Personal information
- Full name: Robert Henry Mason
- Date of birth: 22 March 1936 (age 90)
- Place of birth: Tipton, Staffordshire, England
- Position: Inside forward

Youth career
- 1951–1954: Wolverhampton Wanderers

Senior career*
- Years: Team / Apps / (Gls)
- 1954–1962: Wolverhampton Wanderers / 146 / (44)
- 1962–1963: Chelmsford City /  / (5)
- 1963–1964: Leyton Orient / 23 / (0)
- 1964–1966: Poole Town
- 1966–1967: Chelmsford City /  / (0)

= Bobby Mason =

English footballer

Robert Henry Mason (born 22 March 1936) is an English former professional footballer, who played in the Football League for Wolverhampton Wanderers, where he spent the majority of his league career, and for Leyton Orient.

==Career==
Mason was signed up by his local club Wolverhampton Wanderers as a youngster and turned professional in 1954. He spent time in the reserves and youth ranks - playing in the 1954 FA Youth Cup Final - before he finally made his league debut on 5 November 1955 in a 1–5 defeat at Luton Town.

He made only a handful of appearances until the departure of Dennis Wilshaw in December 1957 opened the door for him. He took his chance and scored 10 goals during the remainder of the 1957–58 season to help Wolves win the league title. He continued his form the following year as he scored 13 times en route to a second successive championship.

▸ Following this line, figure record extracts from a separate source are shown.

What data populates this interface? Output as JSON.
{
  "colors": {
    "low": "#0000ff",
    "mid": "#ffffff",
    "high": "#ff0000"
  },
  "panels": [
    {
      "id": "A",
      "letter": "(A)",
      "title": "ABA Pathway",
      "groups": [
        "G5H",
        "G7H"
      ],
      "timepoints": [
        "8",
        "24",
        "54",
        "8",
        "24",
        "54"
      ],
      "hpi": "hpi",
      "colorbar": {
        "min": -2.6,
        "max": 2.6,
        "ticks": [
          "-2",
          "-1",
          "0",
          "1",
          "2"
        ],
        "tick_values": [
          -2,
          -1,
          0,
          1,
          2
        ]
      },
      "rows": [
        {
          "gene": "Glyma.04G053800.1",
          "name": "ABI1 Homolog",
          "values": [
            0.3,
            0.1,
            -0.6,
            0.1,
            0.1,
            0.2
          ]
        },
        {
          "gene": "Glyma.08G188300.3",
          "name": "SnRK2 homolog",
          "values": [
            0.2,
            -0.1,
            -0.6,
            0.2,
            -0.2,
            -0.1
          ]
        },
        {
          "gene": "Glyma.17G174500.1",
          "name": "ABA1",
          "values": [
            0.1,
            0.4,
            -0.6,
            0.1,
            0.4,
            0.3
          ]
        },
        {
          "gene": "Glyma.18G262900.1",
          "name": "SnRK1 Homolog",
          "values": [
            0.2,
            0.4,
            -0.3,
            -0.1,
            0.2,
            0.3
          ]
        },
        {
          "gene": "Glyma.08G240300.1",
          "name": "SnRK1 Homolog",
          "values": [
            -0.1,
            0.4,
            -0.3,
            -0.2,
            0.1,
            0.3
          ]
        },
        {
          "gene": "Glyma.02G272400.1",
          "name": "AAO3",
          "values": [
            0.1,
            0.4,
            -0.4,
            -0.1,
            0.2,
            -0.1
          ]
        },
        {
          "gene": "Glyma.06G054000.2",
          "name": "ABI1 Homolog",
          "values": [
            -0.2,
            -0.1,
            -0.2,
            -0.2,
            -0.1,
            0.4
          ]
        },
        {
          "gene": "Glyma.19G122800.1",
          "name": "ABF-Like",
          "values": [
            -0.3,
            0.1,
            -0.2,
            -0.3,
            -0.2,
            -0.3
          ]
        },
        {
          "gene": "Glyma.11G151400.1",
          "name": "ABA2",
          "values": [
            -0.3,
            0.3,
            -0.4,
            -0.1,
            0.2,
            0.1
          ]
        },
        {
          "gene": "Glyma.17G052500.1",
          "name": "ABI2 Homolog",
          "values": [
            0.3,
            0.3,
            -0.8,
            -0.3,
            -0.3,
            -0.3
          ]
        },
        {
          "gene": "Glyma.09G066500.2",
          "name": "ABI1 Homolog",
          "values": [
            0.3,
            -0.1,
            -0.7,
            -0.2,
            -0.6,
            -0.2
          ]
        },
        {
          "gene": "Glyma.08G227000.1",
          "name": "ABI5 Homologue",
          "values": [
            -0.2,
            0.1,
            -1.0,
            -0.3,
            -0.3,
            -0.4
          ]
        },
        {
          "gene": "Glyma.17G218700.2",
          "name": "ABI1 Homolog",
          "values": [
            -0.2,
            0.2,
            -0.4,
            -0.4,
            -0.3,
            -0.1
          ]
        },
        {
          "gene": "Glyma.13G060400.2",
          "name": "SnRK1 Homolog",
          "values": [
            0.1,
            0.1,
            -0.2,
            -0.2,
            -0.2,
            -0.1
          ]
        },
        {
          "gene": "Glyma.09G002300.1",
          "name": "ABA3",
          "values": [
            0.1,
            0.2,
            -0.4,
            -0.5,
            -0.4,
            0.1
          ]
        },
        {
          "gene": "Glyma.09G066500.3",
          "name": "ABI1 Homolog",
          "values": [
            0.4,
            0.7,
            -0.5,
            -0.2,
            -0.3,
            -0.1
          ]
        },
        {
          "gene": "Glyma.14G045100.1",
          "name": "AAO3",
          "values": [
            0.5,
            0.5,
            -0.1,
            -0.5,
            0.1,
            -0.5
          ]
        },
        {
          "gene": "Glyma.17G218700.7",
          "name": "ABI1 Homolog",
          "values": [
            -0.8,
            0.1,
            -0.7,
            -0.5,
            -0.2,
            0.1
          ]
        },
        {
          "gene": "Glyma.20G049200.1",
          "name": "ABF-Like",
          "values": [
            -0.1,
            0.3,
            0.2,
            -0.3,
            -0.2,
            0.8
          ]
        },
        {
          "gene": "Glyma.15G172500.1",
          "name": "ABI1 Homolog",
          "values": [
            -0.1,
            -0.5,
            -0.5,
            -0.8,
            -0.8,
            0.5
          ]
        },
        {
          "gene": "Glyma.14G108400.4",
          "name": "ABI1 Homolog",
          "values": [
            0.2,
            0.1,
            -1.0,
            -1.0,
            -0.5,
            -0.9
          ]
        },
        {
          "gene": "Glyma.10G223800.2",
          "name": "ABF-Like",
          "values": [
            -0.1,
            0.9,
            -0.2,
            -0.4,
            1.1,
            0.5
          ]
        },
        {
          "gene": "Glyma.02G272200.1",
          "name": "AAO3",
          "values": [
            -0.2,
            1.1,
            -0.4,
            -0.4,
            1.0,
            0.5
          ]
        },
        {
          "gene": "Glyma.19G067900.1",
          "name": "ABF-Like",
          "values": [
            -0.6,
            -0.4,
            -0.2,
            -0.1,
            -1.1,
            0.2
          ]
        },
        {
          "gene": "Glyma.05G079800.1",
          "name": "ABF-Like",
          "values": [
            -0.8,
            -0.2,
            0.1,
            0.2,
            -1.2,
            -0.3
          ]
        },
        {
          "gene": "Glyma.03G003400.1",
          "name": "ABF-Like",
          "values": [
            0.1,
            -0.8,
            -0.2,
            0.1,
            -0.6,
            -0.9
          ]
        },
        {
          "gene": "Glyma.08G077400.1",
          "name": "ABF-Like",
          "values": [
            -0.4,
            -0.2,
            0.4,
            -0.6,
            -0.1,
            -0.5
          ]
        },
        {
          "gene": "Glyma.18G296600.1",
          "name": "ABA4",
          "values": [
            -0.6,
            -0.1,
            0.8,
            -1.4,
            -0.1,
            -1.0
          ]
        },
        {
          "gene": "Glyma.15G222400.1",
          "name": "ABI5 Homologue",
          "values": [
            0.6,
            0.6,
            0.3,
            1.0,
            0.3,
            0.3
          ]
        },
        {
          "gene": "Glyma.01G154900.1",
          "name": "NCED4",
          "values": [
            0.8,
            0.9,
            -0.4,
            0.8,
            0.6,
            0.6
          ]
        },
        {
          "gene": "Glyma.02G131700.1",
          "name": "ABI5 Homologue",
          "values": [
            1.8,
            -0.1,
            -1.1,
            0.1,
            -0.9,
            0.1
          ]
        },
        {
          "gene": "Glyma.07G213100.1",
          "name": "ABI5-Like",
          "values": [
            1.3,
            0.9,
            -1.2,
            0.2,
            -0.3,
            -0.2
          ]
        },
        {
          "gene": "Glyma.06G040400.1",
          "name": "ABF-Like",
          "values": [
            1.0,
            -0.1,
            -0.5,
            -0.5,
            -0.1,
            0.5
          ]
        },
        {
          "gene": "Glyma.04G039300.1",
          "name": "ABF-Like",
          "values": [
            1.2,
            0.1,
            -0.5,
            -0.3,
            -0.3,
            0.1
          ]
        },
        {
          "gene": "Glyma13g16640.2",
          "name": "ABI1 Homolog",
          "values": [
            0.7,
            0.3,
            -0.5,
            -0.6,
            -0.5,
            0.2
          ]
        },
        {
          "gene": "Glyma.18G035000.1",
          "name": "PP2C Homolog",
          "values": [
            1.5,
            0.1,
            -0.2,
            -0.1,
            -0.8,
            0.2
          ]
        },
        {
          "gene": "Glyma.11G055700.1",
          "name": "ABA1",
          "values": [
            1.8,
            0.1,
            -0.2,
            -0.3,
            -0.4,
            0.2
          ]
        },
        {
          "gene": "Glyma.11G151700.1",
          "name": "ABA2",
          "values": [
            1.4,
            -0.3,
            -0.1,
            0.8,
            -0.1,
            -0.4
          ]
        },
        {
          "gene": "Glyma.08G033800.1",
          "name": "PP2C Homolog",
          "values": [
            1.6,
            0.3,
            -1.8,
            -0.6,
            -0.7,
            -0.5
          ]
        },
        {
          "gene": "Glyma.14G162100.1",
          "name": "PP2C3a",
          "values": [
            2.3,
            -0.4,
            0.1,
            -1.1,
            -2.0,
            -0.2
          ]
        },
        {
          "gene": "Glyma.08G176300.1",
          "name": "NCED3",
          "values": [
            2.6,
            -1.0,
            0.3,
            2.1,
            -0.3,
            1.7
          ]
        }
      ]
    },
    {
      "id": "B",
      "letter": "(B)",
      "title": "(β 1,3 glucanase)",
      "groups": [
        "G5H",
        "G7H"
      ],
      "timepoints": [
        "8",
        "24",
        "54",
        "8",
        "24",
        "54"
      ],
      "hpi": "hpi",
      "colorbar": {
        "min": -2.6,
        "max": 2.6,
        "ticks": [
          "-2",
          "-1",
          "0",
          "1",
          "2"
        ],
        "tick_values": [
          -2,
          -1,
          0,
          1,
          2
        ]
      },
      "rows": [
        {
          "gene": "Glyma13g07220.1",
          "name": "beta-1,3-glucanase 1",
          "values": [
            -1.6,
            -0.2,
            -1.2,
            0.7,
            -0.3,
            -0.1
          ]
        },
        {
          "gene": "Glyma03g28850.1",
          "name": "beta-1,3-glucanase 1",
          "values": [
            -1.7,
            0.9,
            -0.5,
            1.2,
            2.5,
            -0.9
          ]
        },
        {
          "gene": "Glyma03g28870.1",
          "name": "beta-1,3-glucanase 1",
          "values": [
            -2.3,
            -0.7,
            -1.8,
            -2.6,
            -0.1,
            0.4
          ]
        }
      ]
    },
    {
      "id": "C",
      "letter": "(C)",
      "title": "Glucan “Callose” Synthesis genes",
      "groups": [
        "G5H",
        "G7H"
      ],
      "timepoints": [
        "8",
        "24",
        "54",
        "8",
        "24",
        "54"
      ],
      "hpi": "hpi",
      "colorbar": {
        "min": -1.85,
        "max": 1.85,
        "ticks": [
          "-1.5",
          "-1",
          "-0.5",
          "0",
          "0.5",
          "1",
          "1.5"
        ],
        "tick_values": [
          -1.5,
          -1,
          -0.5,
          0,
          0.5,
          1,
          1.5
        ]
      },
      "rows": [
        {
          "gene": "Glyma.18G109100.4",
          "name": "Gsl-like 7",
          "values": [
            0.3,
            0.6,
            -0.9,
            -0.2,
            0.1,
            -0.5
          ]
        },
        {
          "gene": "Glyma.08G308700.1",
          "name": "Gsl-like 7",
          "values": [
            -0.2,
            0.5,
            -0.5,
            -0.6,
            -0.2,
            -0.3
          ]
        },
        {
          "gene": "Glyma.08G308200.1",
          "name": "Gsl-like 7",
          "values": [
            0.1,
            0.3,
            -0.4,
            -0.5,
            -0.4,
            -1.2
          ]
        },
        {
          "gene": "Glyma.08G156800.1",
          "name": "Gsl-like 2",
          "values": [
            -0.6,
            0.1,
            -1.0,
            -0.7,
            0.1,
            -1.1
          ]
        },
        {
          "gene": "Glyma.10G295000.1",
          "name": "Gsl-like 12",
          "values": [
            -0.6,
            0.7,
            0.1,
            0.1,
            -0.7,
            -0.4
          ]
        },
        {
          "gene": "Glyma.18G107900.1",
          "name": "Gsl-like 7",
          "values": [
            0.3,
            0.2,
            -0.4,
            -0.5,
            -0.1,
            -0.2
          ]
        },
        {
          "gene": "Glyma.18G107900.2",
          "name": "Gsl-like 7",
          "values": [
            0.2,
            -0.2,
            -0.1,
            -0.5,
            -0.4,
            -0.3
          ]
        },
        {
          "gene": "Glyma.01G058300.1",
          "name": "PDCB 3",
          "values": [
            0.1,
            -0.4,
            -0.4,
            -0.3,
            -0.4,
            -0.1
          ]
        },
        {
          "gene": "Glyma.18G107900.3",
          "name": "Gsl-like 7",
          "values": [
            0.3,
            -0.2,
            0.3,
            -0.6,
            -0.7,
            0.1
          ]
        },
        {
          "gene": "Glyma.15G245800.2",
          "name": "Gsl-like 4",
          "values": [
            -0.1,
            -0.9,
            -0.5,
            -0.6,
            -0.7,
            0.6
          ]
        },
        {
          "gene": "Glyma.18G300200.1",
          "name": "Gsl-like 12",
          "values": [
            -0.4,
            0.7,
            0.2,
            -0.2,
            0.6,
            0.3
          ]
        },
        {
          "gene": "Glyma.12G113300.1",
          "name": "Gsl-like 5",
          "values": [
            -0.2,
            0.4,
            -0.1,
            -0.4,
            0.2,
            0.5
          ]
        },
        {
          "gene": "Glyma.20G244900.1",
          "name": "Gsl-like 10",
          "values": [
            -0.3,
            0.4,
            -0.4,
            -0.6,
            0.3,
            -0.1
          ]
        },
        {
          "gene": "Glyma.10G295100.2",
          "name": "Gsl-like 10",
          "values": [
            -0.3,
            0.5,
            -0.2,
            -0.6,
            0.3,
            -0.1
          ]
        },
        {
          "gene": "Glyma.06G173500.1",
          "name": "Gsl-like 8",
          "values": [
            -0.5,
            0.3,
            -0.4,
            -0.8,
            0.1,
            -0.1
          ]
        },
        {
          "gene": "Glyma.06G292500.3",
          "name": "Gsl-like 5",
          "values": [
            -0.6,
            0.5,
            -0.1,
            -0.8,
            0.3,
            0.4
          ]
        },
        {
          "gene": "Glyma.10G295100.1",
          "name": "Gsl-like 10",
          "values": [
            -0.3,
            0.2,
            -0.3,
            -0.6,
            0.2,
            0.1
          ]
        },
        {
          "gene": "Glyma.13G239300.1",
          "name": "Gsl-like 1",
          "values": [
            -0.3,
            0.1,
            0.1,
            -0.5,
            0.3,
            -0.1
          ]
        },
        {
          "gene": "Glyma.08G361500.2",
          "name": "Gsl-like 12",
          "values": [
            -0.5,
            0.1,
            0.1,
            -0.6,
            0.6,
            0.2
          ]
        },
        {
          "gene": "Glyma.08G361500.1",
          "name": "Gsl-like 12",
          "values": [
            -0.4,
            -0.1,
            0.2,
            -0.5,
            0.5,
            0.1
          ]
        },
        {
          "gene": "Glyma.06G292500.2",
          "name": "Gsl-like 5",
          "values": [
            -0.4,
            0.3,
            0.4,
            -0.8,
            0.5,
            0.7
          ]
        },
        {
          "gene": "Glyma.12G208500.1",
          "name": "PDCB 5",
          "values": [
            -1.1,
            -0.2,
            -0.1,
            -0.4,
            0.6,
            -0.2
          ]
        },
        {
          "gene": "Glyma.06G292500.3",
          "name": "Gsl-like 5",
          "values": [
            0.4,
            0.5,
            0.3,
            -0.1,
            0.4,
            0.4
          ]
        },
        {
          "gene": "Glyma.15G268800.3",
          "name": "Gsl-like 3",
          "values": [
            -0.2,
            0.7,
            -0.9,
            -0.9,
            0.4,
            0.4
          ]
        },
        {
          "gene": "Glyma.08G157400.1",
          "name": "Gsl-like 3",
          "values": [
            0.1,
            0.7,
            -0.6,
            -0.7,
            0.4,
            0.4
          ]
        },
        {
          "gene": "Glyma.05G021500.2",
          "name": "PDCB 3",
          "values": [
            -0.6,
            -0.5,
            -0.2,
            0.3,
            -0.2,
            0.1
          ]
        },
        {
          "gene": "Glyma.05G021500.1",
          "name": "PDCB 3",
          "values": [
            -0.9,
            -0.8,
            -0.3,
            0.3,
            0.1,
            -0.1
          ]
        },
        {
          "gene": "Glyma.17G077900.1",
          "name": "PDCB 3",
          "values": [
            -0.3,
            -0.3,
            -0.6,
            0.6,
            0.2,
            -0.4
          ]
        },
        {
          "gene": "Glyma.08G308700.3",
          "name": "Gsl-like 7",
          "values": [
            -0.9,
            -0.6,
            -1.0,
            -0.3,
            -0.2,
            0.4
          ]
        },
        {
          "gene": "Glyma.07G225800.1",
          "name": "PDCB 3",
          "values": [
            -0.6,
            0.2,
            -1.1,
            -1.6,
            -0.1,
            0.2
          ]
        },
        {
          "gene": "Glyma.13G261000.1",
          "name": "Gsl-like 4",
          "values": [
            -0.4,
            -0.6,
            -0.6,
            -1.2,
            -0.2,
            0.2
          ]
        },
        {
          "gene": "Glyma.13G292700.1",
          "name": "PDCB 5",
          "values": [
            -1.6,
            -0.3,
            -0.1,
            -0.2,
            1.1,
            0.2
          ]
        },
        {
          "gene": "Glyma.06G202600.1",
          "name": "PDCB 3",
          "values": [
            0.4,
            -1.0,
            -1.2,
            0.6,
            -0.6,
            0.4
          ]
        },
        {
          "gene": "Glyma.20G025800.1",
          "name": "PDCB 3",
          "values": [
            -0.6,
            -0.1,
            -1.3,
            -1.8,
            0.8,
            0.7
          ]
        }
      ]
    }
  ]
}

The 1959–60 season brought his best seasonal tally - 15 goals - but the club missed out on a third successive title by a single point. He also netted four times during their European Cup campaign that year, but missed out playing in the 1960 FA Cup Final when he lost his place on the eve of the game to Barry Stobart.

After two more modest goalscoring seasons, he left Molineux in June 1962. He initially dropped into the non-league with Chelmsford City but returned to the Football League for the 1963–64 season with Leyton Orient. He later had brief spells with Poole Town and Parley Sports before retiring from the game in 1965.

Today, he resides in Swadlincote, Derbyshire.